Edward also wonders if betrayal is another form of intimacy. But as he finds it harder to justify some of his other thoughts and actions, he seeks guidance (and perhaps absolution) from a psychotherapist. Yet even in the safe professional setting of her office, he withholds certain information about himself that would expose him to uncomfortable scrutiny. And he continues to act in ways that echo the self-destructive tendencies of his revered father. Although we are always in Edward’s point of view in the novel, we can discern and understand (much sooner than he does) Holly’s disappointment and rage when some of his secrets are finally confessed. The reader is compelled to question whether this tattered marriage can possibly be saved.
Edward has suffered two great losses, of Tess in an accident and of his promising young father to an overdose of lithium. Sometimes he appears to navigate his days in a kind of fugue state in which the past that so influences the present for him is of more consequence than his tenuous future. He keeps shouldering the burden of guilty grief over Tess, while his father’s brilliance, along with the consequences of his mental illness, resonates in Edward’s mind. “He didn’t know what was worse, to be ordinary like his mother, or to strive for the perfection that had taken his father away from her.”
Like Edward, his father, too, was a man of secrets that his son feels compelled to uncover, a painful process that brings some comfort and a resolution to the mystery of Harold’s unfulfilled promise.
The eponymous “Prize” doesn’t come into play until nearly the end of the novel, when Agnes Murray, whose loyalty to Edward and the gallery is still in flux, is in the running for an award that can cement the critical and commercial success of the winning artist. Agnes’s hot and cold relationship to Nate, as well as her own (and Edward’s) professional fate, is also a factor in the contest.
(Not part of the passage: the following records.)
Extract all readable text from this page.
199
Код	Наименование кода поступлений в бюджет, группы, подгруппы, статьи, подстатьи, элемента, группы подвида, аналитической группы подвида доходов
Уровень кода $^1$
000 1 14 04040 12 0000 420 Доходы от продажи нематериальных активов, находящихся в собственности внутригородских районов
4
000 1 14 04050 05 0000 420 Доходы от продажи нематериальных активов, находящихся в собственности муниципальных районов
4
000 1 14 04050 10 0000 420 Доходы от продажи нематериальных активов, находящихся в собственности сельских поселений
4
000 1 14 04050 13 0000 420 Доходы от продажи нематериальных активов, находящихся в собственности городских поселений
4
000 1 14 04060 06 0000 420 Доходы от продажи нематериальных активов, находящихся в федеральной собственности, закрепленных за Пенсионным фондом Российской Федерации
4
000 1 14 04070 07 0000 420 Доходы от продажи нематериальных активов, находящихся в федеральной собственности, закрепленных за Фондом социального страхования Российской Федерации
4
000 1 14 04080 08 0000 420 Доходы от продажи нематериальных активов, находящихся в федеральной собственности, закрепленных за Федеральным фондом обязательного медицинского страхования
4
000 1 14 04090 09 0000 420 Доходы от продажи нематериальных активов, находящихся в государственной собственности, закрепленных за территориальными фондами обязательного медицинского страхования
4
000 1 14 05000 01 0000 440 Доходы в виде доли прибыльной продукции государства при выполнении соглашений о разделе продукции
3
Adding to the tension, another gallerist, far less principled than Edward — “He’d befriend a serial killer if he thought it would get him somewhere” — vies with him for both Agnes’s and May’s favor. And all the while, Edward fears that “he’d not only lost his edge, but perhaps worse, the ability to be truly moved.”
I love reading novels that enlighten me about a given subject without seeming didactic — glove-making in Philip Roth’s “American Pastoral,” boating and fishing in John Casey’s “Spartina.” “The Prize” depicts the machinations of the art world — from aspects of craft to those of commerce — in fascinating detail. As the adage says, life is short and art is long, but not all of the latter has permanence, as Edward discovers in his constant search for the newest definitive work.
Jill Bialosky wears several literary hats; she is a respected and admired editor, poet, and memoirist, as well as a novelist, and the many strengths of “The Prize” reflect that varied experience. It’s a shapely, well-researched book, written with a poet’s clarity of language and a memoirist’s psychological insight. Best of all, it is a work of novelistic imagination with a fine sense of felt life.
Hilma Wolitzer’s novels include “An Available Man,” “The Doctor’s Daughter,” and “Hearts.” She lived part time in Springs for many years.
Jill Bialosky lives in Manhattan and Bridgehampton. She will read from “The Prize” at Canio’s Books in Sag Harbor on Sept. 19 at 5 p.m.